A simple vista, People Analytics y HR Reporting pueden parecer parte de la misma conversación. Y en cierto sentido lo son: ambos trabajan con datos de personas. Pero no cumplen exactamente la misma función. El HR Reporting suele enfocarse en ordenar y mostrar información, mientras que People Analytics intenta convertir esa información en insight para tomar mejores decisiones.
Dicho más simple: un reporte de RR.HH. te puede mostrar cuánta rotación hubo, cuántas búsquedas siguen abiertas o cómo evolucionó el ausentismo. Es valioso, porque da visibilidad y permite seguir indicadores. Pero, en general, se queda más cerca del “qué pasó”. Es una foto prolija del estado de situación.
People Analytics arranca donde ese reporte se queda corto. No se conforma con ver que la rotación subió: quiere entender en qué áreas, en qué perfiles, con qué posibles causas y qué riesgo trae para el negocio. Por eso suele combinar distintas fuentes de datos, sumar contexto y trabajar con niveles de análisis que pueden ir desde lo descriptivo hasta lo predictivo.
La diferencia, entonces, no es solo técnica. Es una diferencia de enfoque. Reporting es clave para ordenar, monitorear y comunicar. Analytics es clave para explicar, priorizar y actuar. Uno ayuda a ver el tablero; el otro ayuda a decidir qué movimiento conviene hacer.
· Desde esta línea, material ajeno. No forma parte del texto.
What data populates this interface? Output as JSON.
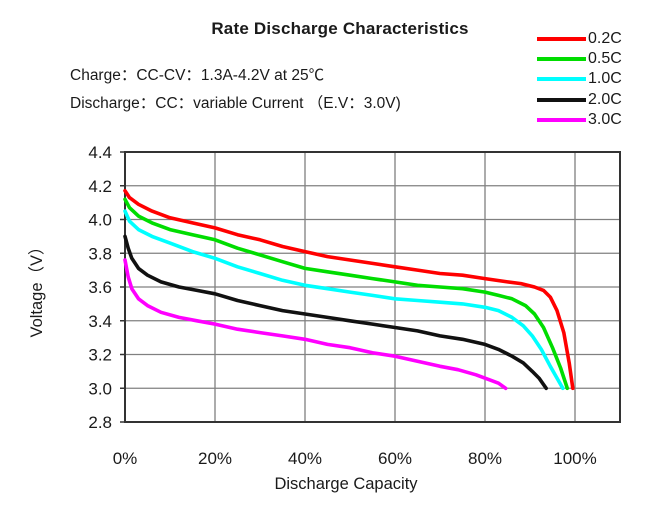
{
  "conditions": {
    "charge": "Charge：CC-CV：1.3A-4.2V at 25℃",
    "discharge": "Discharge：CC：variable Current （E.V：3.0V)"
  },
  "colors": {
    "background": "#ffffff",
    "gridline": "#808080",
    "plot_border": "#333333",
    "text": "#1a1a1a"
  },
  "chart_data": {
    "type": "line",
    "title": "Rate Discharge Characteristics",
    "xlabel": "Discharge Capacity",
    "ylabel": "Voltage（V）",
    "xlim": [
      0,
      110
    ],
    "ylim": [
      2.8,
      4.4
    ],
    "grid": true,
    "legend_position": "top-right",
    "x_tick_values": [
      0,
      20,
      40,
      60,
      80,
      100
    ],
    "x_tick_labels": [
      "0%",
      "20%",
      "40%",
      "60%",
      "80%",
      "100%"
    ],
    "y_tick_values": [
      2.8,
      3.0,
      3.2,
      3.4,
      3.6,
      3.8,
      4.0,
      4.2,
      4.4
    ],
    "y_tick_labels": [
      "2.8",
      "3.0",
      "3.2",
      "3.4",
      "3.6",
      "3.8",
      "4.0",
      "4.2",
      "4.4"
    ],
    "series": [
      {
        "name": "0.2C",
        "color": "#FF0000",
        "points": [
          [
            0,
            4.17
          ],
          [
            1,
            4.13
          ],
          [
            3,
            4.09
          ],
          [
            6,
            4.05
          ],
          [
            10,
            4.01
          ],
          [
            15,
            3.98
          ],
          [
            20,
            3.95
          ],
          [
            25,
            3.91
          ],
          [
            30,
            3.88
          ],
          [
            35,
            3.84
          ],
          [
            40,
            3.81
          ],
          [
            45,
            3.78
          ],
          [
            50,
            3.76
          ],
          [
            55,
            3.74
          ],
          [
            60,
            3.72
          ],
          [
            65,
            3.7
          ],
          [
            70,
            3.68
          ],
          [
            75,
            3.67
          ],
          [
            80,
            3.65
          ],
          [
            85,
            3.63
          ],
          [
            88,
            3.62
          ],
          [
            91,
            3.6
          ],
          [
            93,
            3.58
          ],
          [
            94.5,
            3.54
          ],
          [
            96,
            3.46
          ],
          [
            97.5,
            3.33
          ],
          [
            98.7,
            3.15
          ],
          [
            99.5,
            3.0
          ]
        ]
      },
      {
        "name": "0.5C",
        "color": "#00DD00",
        "points": [
          [
            0,
            4.12
          ],
          [
            1,
            4.07
          ],
          [
            3,
            4.02
          ],
          [
            6,
            3.98
          ],
          [
            10,
            3.94
          ],
          [
            15,
            3.91
          ],
          [
            20,
            3.88
          ],
          [
            25,
            3.83
          ],
          [
            30,
            3.79
          ],
          [
            35,
            3.75
          ],
          [
            40,
            3.71
          ],
          [
            45,
            3.69
          ],
          [
            50,
            3.67
          ],
          [
            55,
            3.65
          ],
          [
            60,
            3.63
          ],
          [
            65,
            3.61
          ],
          [
            70,
            3.6
          ],
          [
            75,
            3.59
          ],
          [
            80,
            3.57
          ],
          [
            83,
            3.55
          ],
          [
            86,
            3.53
          ],
          [
            89,
            3.49
          ],
          [
            91,
            3.44
          ],
          [
            93,
            3.36
          ],
          [
            95,
            3.24
          ],
          [
            96.8,
            3.12
          ],
          [
            98.3,
            3.0
          ]
        ]
      },
      {
        "name": "1.0C",
        "color": "#00FFFF",
        "points": [
          [
            0,
            4.05
          ],
          [
            1,
            3.99
          ],
          [
            3,
            3.94
          ],
          [
            6,
            3.9
          ],
          [
            10,
            3.86
          ],
          [
            15,
            3.81
          ],
          [
            20,
            3.77
          ],
          [
            25,
            3.72
          ],
          [
            30,
            3.68
          ],
          [
            35,
            3.64
          ],
          [
            40,
            3.61
          ],
          [
            45,
            3.59
          ],
          [
            50,
            3.57
          ],
          [
            55,
            3.55
          ],
          [
            60,
            3.53
          ],
          [
            65,
            3.52
          ],
          [
            70,
            3.51
          ],
          [
            75,
            3.5
          ],
          [
            80,
            3.48
          ],
          [
            83,
            3.46
          ],
          [
            86,
            3.42
          ],
          [
            88.5,
            3.37
          ],
          [
            90.5,
            3.31
          ],
          [
            92.5,
            3.23
          ],
          [
            94.5,
            3.13
          ],
          [
            96,
            3.06
          ],
          [
            97.3,
            3.0
          ]
        ]
      },
      {
        "name": "2.0C",
        "color": "#111111",
        "points": [
          [
            0,
            3.9
          ],
          [
            0.7,
            3.83
          ],
          [
            1.5,
            3.77
          ],
          [
            3,
            3.71
          ],
          [
            5,
            3.67
          ],
          [
            8,
            3.63
          ],
          [
            12,
            3.6
          ],
          [
            16,
            3.58
          ],
          [
            20,
            3.56
          ],
          [
            25,
            3.52
          ],
          [
            30,
            3.49
          ],
          [
            35,
            3.46
          ],
          [
            40,
            3.44
          ],
          [
            45,
            3.42
          ],
          [
            50,
            3.4
          ],
          [
            55,
            3.38
          ],
          [
            60,
            3.36
          ],
          [
            65,
            3.34
          ],
          [
            70,
            3.31
          ],
          [
            75,
            3.29
          ],
          [
            80,
            3.26
          ],
          [
            83,
            3.23
          ],
          [
            86,
            3.19
          ],
          [
            88.5,
            3.15
          ],
          [
            90.5,
            3.1
          ],
          [
            92,
            3.06
          ],
          [
            93.6,
            3.0
          ]
        ]
      },
      {
        "name": "3.0C",
        "color": "#FF00FF",
        "points": [
          [
            0,
            3.76
          ],
          [
            0.7,
            3.66
          ],
          [
            1.5,
            3.59
          ],
          [
            3,
            3.53
          ],
          [
            5,
            3.49
          ],
          [
            8,
            3.45
          ],
          [
            12,
            3.42
          ],
          [
            16,
            3.4
          ],
          [
            20,
            3.38
          ],
          [
            25,
            3.35
          ],
          [
            30,
            3.33
          ],
          [
            35,
            3.31
          ],
          [
            40,
            3.29
          ],
          [
            45,
            3.26
          ],
          [
            50,
            3.24
          ],
          [
            55,
            3.21
          ],
          [
            60,
            3.19
          ],
          [
            65,
            3.16
          ],
          [
            70,
            3.13
          ],
          [
            74,
            3.11
          ],
          [
            78,
            3.08
          ],
          [
            81,
            3.05
          ],
          [
            83,
            3.03
          ],
          [
            84.6,
            3.0
          ]
        ]
      }
    ]
  }
}
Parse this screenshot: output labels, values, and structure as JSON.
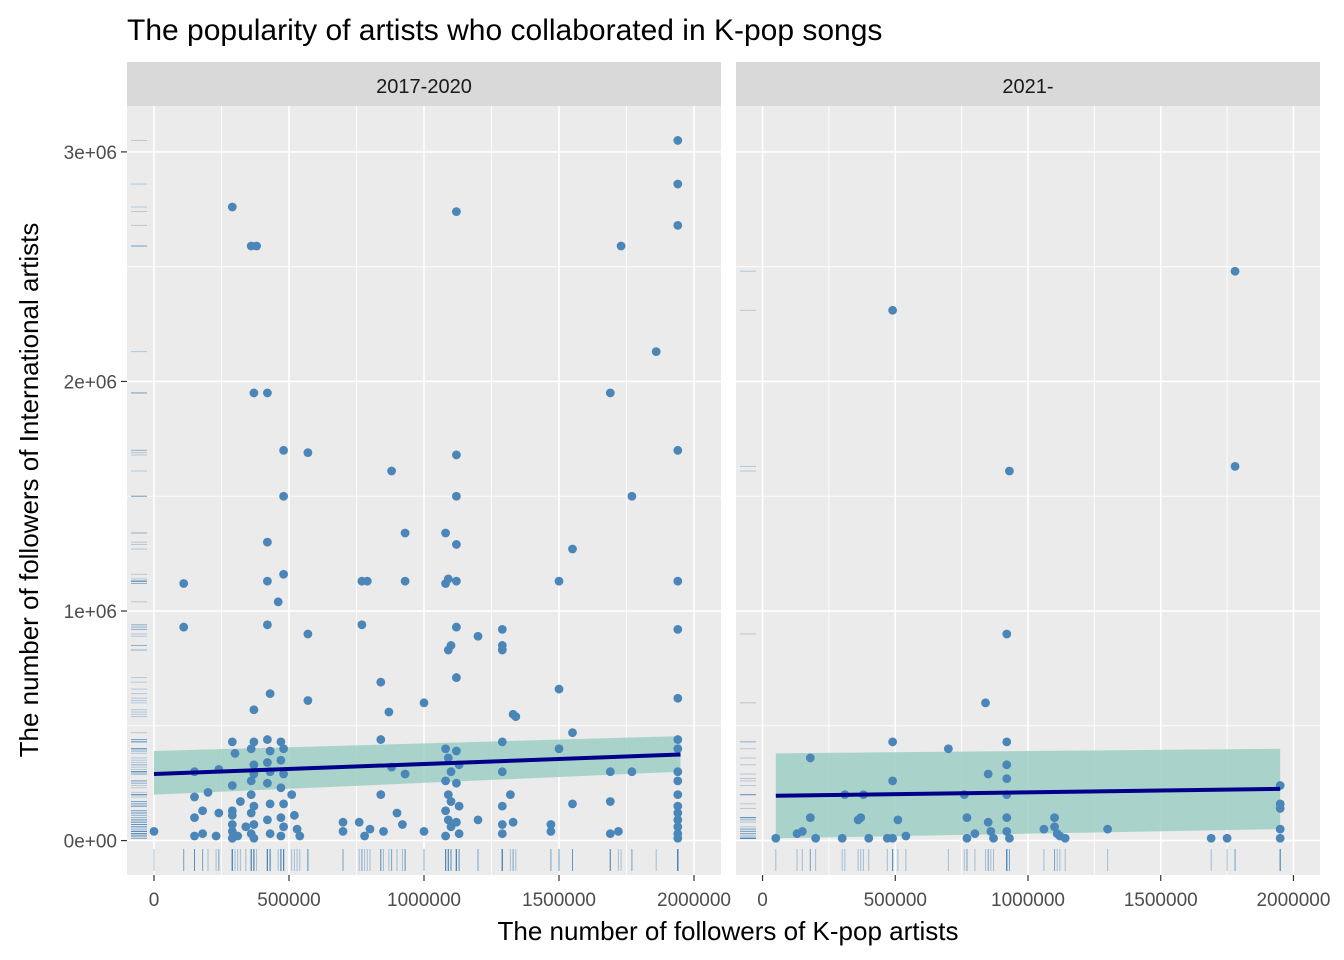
{
  "chart_data": {
    "type": "scatter",
    "title": "The popularity of artists who collaborated in K-pop songs",
    "xlabel": "The number of followers of K-pop artists",
    "ylabel": "The number of followers of International artists",
    "x_ticks": [
      "0",
      "500000",
      "1000000",
      "1500000",
      "2000000"
    ],
    "y_ticks": [
      "0e+00",
      "1e+06",
      "2e+06",
      "3e+06"
    ],
    "xlim": [
      -100000,
      2100000
    ],
    "ylim": [
      -150000,
      3200000
    ],
    "grid": true,
    "marginal_rugs": true,
    "colors": {
      "points": "#4a86b8",
      "trend_line": "#00008b",
      "confidence_band": "#9ecfc4",
      "panel_bg": "#ebebeb",
      "strip_bg": "#d9d9d9",
      "grid": "#ffffff"
    },
    "facets": [
      {
        "name": "2017-2020",
        "trend": {
          "x": [
            0,
            1950000
          ],
          "y": [
            290000,
            375000
          ]
        },
        "band": {
          "x": [
            0,
            1950000
          ],
          "lower": [
            200000,
            300000
          ],
          "upper": [
            390000,
            455000
          ]
        },
        "points": [
          [
            0,
            40000
          ],
          [
            110000,
            1120000
          ],
          [
            110000,
            930000
          ],
          [
            150000,
            20000
          ],
          [
            150000,
            100000
          ],
          [
            150000,
            190000
          ],
          [
            150000,
            300000
          ],
          [
            180000,
            30000
          ],
          [
            180000,
            130000
          ],
          [
            200000,
            210000
          ],
          [
            230000,
            20000
          ],
          [
            240000,
            120000
          ],
          [
            240000,
            310000
          ],
          [
            290000,
            2760000
          ],
          [
            290000,
            430000
          ],
          [
            290000,
            10000
          ],
          [
            290000,
            40000
          ],
          [
            290000,
            70000
          ],
          [
            290000,
            110000
          ],
          [
            290000,
            130000
          ],
          [
            290000,
            240000
          ],
          [
            300000,
            380000
          ],
          [
            310000,
            20000
          ],
          [
            320000,
            170000
          ],
          [
            340000,
            60000
          ],
          [
            360000,
            2590000
          ],
          [
            380000,
            2590000
          ],
          [
            370000,
            1950000
          ],
          [
            370000,
            570000
          ],
          [
            370000,
            430000
          ],
          [
            360000,
            400000
          ],
          [
            370000,
            330000
          ],
          [
            370000,
            290000
          ],
          [
            360000,
            260000
          ],
          [
            360000,
            200000
          ],
          [
            370000,
            150000
          ],
          [
            360000,
            120000
          ],
          [
            370000,
            70000
          ],
          [
            360000,
            30000
          ],
          [
            370000,
            10000
          ],
          [
            420000,
            1950000
          ],
          [
            420000,
            1300000
          ],
          [
            420000,
            1130000
          ],
          [
            420000,
            940000
          ],
          [
            430000,
            640000
          ],
          [
            420000,
            440000
          ],
          [
            430000,
            390000
          ],
          [
            420000,
            340000
          ],
          [
            430000,
            300000
          ],
          [
            420000,
            250000
          ],
          [
            430000,
            160000
          ],
          [
            420000,
            90000
          ],
          [
            430000,
            30000
          ],
          [
            460000,
            1040000
          ],
          [
            480000,
            1700000
          ],
          [
            480000,
            1500000
          ],
          [
            480000,
            1160000
          ],
          [
            470000,
            430000
          ],
          [
            480000,
            400000
          ],
          [
            470000,
            350000
          ],
          [
            480000,
            290000
          ],
          [
            470000,
            230000
          ],
          [
            480000,
            160000
          ],
          [
            470000,
            100000
          ],
          [
            480000,
            60000
          ],
          [
            470000,
            20000
          ],
          [
            570000,
            1690000
          ],
          [
            570000,
            900000
          ],
          [
            570000,
            610000
          ],
          [
            510000,
            200000
          ],
          [
            520000,
            110000
          ],
          [
            530000,
            50000
          ],
          [
            540000,
            20000
          ],
          [
            700000,
            80000
          ],
          [
            700000,
            40000
          ],
          [
            770000,
            940000
          ],
          [
            770000,
            1130000
          ],
          [
            790000,
            1130000
          ],
          [
            760000,
            80000
          ],
          [
            780000,
            20000
          ],
          [
            800000,
            50000
          ],
          [
            840000,
            690000
          ],
          [
            840000,
            440000
          ],
          [
            840000,
            200000
          ],
          [
            850000,
            40000
          ],
          [
            870000,
            560000
          ],
          [
            880000,
            1610000
          ],
          [
            880000,
            320000
          ],
          [
            900000,
            120000
          ],
          [
            930000,
            1340000
          ],
          [
            930000,
            1130000
          ],
          [
            930000,
            290000
          ],
          [
            920000,
            70000
          ],
          [
            1000000,
            600000
          ],
          [
            1000000,
            40000
          ],
          [
            1080000,
            1340000
          ],
          [
            1080000,
            1120000
          ],
          [
            1090000,
            1140000
          ],
          [
            1090000,
            830000
          ],
          [
            1100000,
            850000
          ],
          [
            1120000,
            2740000
          ],
          [
            1120000,
            1680000
          ],
          [
            1120000,
            1500000
          ],
          [
            1120000,
            1290000
          ],
          [
            1120000,
            1130000
          ],
          [
            1120000,
            930000
          ],
          [
            1120000,
            710000
          ],
          [
            1080000,
            400000
          ],
          [
            1090000,
            360000
          ],
          [
            1100000,
            300000
          ],
          [
            1080000,
            260000
          ],
          [
            1090000,
            200000
          ],
          [
            1100000,
            170000
          ],
          [
            1080000,
            130000
          ],
          [
            1090000,
            90000
          ],
          [
            1100000,
            60000
          ],
          [
            1080000,
            20000
          ],
          [
            1120000,
            390000
          ],
          [
            1130000,
            330000
          ],
          [
            1120000,
            250000
          ],
          [
            1130000,
            150000
          ],
          [
            1120000,
            80000
          ],
          [
            1130000,
            30000
          ],
          [
            1200000,
            890000
          ],
          [
            1200000,
            90000
          ],
          [
            1290000,
            920000
          ],
          [
            1290000,
            850000
          ],
          [
            1290000,
            830000
          ],
          [
            1290000,
            430000
          ],
          [
            1290000,
            300000
          ],
          [
            1290000,
            150000
          ],
          [
            1290000,
            70000
          ],
          [
            1290000,
            30000
          ],
          [
            1330000,
            550000
          ],
          [
            1340000,
            540000
          ],
          [
            1320000,
            200000
          ],
          [
            1330000,
            80000
          ],
          [
            1470000,
            70000
          ],
          [
            1470000,
            40000
          ],
          [
            1500000,
            1130000
          ],
          [
            1500000,
            660000
          ],
          [
            1500000,
            400000
          ],
          [
            1550000,
            1270000
          ],
          [
            1550000,
            470000
          ],
          [
            1550000,
            160000
          ],
          [
            1690000,
            1950000
          ],
          [
            1690000,
            300000
          ],
          [
            1690000,
            170000
          ],
          [
            1690000,
            30000
          ],
          [
            1730000,
            2590000
          ],
          [
            1720000,
            40000
          ],
          [
            1770000,
            1500000
          ],
          [
            1770000,
            300000
          ],
          [
            1860000,
            2130000
          ],
          [
            1940000,
            3050000
          ],
          [
            1940000,
            2860000
          ],
          [
            1940000,
            2680000
          ],
          [
            1940000,
            1700000
          ],
          [
            1940000,
            1130000
          ],
          [
            1940000,
            920000
          ],
          [
            1940000,
            620000
          ],
          [
            1940000,
            440000
          ],
          [
            1940000,
            400000
          ],
          [
            1940000,
            300000
          ],
          [
            1940000,
            260000
          ],
          [
            1940000,
            200000
          ],
          [
            1940000,
            150000
          ],
          [
            1940000,
            120000
          ],
          [
            1940000,
            90000
          ],
          [
            1940000,
            60000
          ],
          [
            1940000,
            30000
          ],
          [
            1940000,
            10000
          ]
        ]
      },
      {
        "name": "2021-",
        "trend": {
          "x": [
            50000,
            1950000
          ],
          "y": [
            195000,
            225000
          ]
        },
        "band": {
          "x": [
            50000,
            1950000
          ],
          "lower": [
            10000,
            50000
          ],
          "upper": [
            380000,
            400000
          ]
        },
        "points": [
          [
            50000,
            10000
          ],
          [
            130000,
            30000
          ],
          [
            150000,
            40000
          ],
          [
            180000,
            360000
          ],
          [
            180000,
            100000
          ],
          [
            200000,
            10000
          ],
          [
            300000,
            10000
          ],
          [
            310000,
            200000
          ],
          [
            360000,
            90000
          ],
          [
            370000,
            100000
          ],
          [
            380000,
            200000
          ],
          [
            400000,
            10000
          ],
          [
            470000,
            10000
          ],
          [
            490000,
            2310000
          ],
          [
            490000,
            430000
          ],
          [
            490000,
            260000
          ],
          [
            490000,
            10000
          ],
          [
            510000,
            90000
          ],
          [
            540000,
            20000
          ],
          [
            700000,
            400000
          ],
          [
            760000,
            200000
          ],
          [
            770000,
            100000
          ],
          [
            770000,
            10000
          ],
          [
            800000,
            30000
          ],
          [
            840000,
            600000
          ],
          [
            850000,
            290000
          ],
          [
            850000,
            80000
          ],
          [
            860000,
            40000
          ],
          [
            870000,
            10000
          ],
          [
            920000,
            900000
          ],
          [
            930000,
            1610000
          ],
          [
            920000,
            430000
          ],
          [
            920000,
            330000
          ],
          [
            920000,
            270000
          ],
          [
            920000,
            200000
          ],
          [
            920000,
            100000
          ],
          [
            920000,
            40000
          ],
          [
            930000,
            10000
          ],
          [
            1060000,
            50000
          ],
          [
            1100000,
            100000
          ],
          [
            1100000,
            60000
          ],
          [
            1110000,
            30000
          ],
          [
            1120000,
            20000
          ],
          [
            1140000,
            10000
          ],
          [
            1300000,
            50000
          ],
          [
            1690000,
            10000
          ],
          [
            1750000,
            10000
          ],
          [
            1780000,
            2480000
          ],
          [
            1780000,
            1630000
          ],
          [
            1950000,
            240000
          ],
          [
            1950000,
            160000
          ],
          [
            1950000,
            140000
          ],
          [
            1950000,
            50000
          ],
          [
            1950000,
            10000
          ]
        ]
      }
    ]
  }
}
Esto no significa que uno reemplace al otro. Al contrario: se necesitan. Sin reporting, no hay base confiable para analizar. Sin analytics, los reportes corren el riesgo de quedar en números que se miran pero no cambian nada. Cuando trabajan bien juntos, RR.HH. deja de limitarse a informar y empieza a aportar evidencia para decisiones de negocio más inteligentes.
En un contexto donde cada vez se le pide más impacto estratégico a la función de personas, entender esta diferencia importa. Porque no alcanza con tener datos: el punto es usarlos para responder preguntas relevantes. Y ahí está, justamente, el salto entre reportar y analizar.
HR Reporting y People Analytics no compiten: juegan en niveles distintos. El primero organiza la información y muestra qué está pasando. El segundo toma esa base y la transforma en una herramienta para entender causas, anticipar escenarios y decidir mejor. Si RR.HH. quiere ganar peso estratégico, necesita ambos, pero no confundirlos.